The Plain of Jars (Lao: ton hai hin) is a megalithic archaeological landscape in Laos. Scattered in the landscape of the Xieng Khouang plateau Xieng Khouang, Lao PDR are thousands of megalithic jars. These stone jars appear in clusters, ranging from a single or a few to several hundred jars at lower foothills surrounding the central plain and upland valleys. The Xieng Khouang Plateau is located at the northern end of the Annamese Cordillera, the principal mountain range of Indochina. Initial research of the Plain of Jars in the early 1930s suggested that the stone jars are associated with prehistoric burial practices. Excavation by Lao and Japanese archaeologists in the intervening years has supported this interpretation with the discovery of human remains, burial goods and ceramics around the stone jars. The Plain of Jars is dated to the Iron Age (500 BCE to 500 CE) and is one of the most fascinating and important sites for studying Southeast Asian prehistory. The Plain of Jars has the potential to shed light on the relationship between increasingly complex societies and megalithic structures and provide insight into social organisation of Iron Age Southeast Asia’s communities. To visit the jar sites one would typically stay in Phonsavan.
The jar sites
Colani connected the location of the jars sites to ancient trade routes and in particular with the salt trade.
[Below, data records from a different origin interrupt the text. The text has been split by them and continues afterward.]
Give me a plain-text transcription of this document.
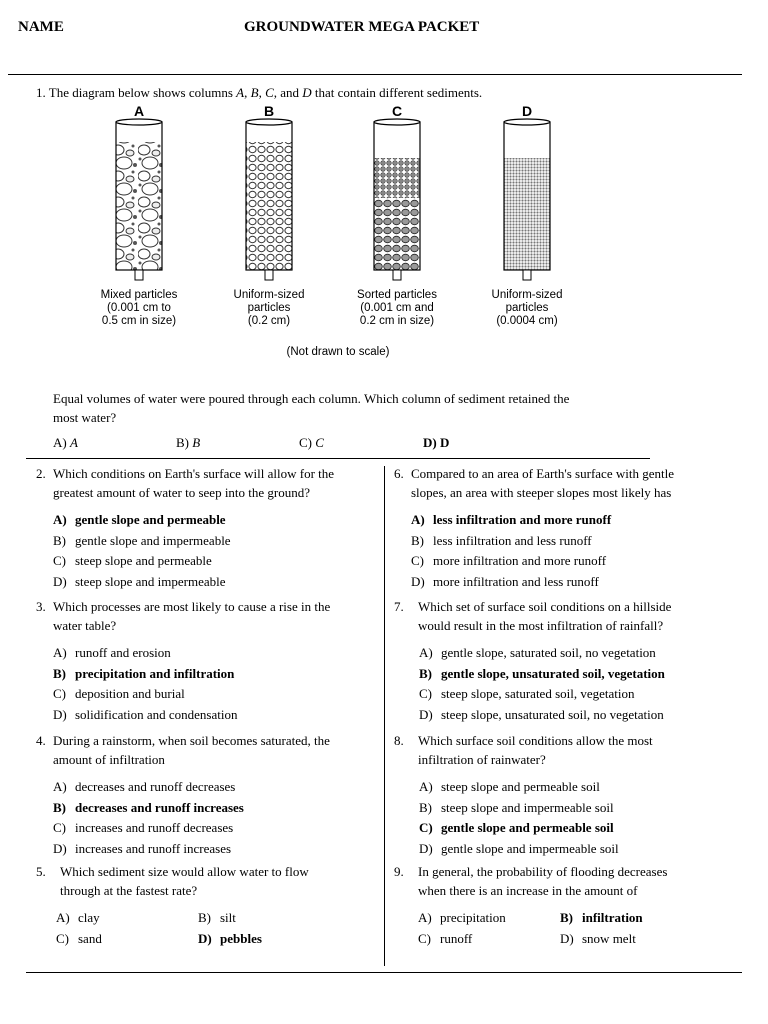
NAME	GROUNDWATER MEGA PACKET
1. The diagram below shows columns A, B, C, and D that contain different sediments.
A	B	C	D
Mixed particles
(0.001 cm to
0.5 cm in size)
Uniform-sized
particles
(0.2 cm)
Sorted particles
(0.001 cm and
0.2 cm in size)
Uniform-sized
particles
(0.0004 cm)
(Not drawn to scale)
Equal volumes of water were poured through each column. Which column of sediment retained the
most water?
A) A	B) B	C) C	D) D
2. Which conditions on Earth's surface will allow for the
greatest amount of water to seep into the ground?
A) gentle slope and permeable
B) gentle slope and impermeable
C) steep slope and permeable
D) steep slope and impermeable
3. Which processes are most likely to cause a rise in the
water table?
A) runoff and erosion
B) precipitation and infiltration
C) deposition and burial
D) solidification and condensation
4. During a rainstorm, when soil becomes saturated, the
amount of infiltration
A) decreases and runoff decreases
B) decreases and runoff increases
C) increases and runoff decreases
D) increases and runoff increases
5. Which sediment size would allow water to flow
through at the fastest rate?
A) clay	B) silt
C) sand	D) pebbles
6. Compared to an area of Earth's surface with gentle
slopes, an area with steeper slopes most likely has
A) less infiltration and more runoff
B) less infiltration and less runoff
C) more infiltration and more runoff
D) more infiltration and less runoff
7. Which set of surface soil conditions on a hillside
would result in the most infiltration of rainfall?
A) gentle slope, saturated soil, no vegetation
B) gentle slope, unsaturated soil, vegetation
C) steep slope, saturated soil, vegetation
D) steep slope, unsaturated soil, no vegetation
8. Which surface soil conditions allow the most
infiltration of rainwater?
A) steep slope and permeable soil
B) steep slope and impermeable soil
C) gentle slope and permeable soil
D) gentle slope and impermeable soil
9. In general, the probability of flooding decreases
when there is an increase in the amount of
A) precipitation	B) infiltration
C) runoff	D) snow melt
Colani assumed salt was a commodity sought after by the Plain of Jars people, bringing the traders to the Xieng Khouang Plateau. The Xieng Khouang area is rich in metallic minerals mainly due to the granite intrusions and associated hydrothermal activity. Two principal iron ore deposits exist in Lao and both are located in Xieng Khouang. The presence and locations of the numerous jar sites in Xieng Khouang may relate to trading and mining activities. History has also shown that Xieng Khouang at the northern end of the Annamite Range provides relative easy passage from the north and east to the south and west. Within the geographic setting of Xieng Khouang the jar sites may reflect a network of intercultural villages. Whereby the location of the jars are associated to long-distance overland routes which connect the Mekong basin and the Gulf of Tonkin System. The jar sites show superficial regional differences such as jar form, material and number of jars per site but share common setting characteristics such as burial practices, elevated locations and commanding views over the surrounding area.
The most investigated and visited Jar site is located close to the town of Phonsavan, and is known as Site 1. Seven jar sites however, have been cleared of UXO (unexploded bombs) and are open to visitors. These are currently most visited Site 1, 2 and 3, and Site 16 near the Old Capital Xieng Khouang, Site 23, near the big hot spring in Muang Kham, Site 25 in the largely unvisited Muang Phukoot district and Site 52, the largest known jar site to date with 392 jars near a traditional Hmong village only accessible on foot. The UXO are remnants of Secret War in Laos in the 1960s. The large quantity of UXOs (unexploded ordinances), in particular cluster munitions, in the area limits free movement. At Site 1 evidence of the war can be seen in the form of broken or displaced jars, trench systems and bomb craters.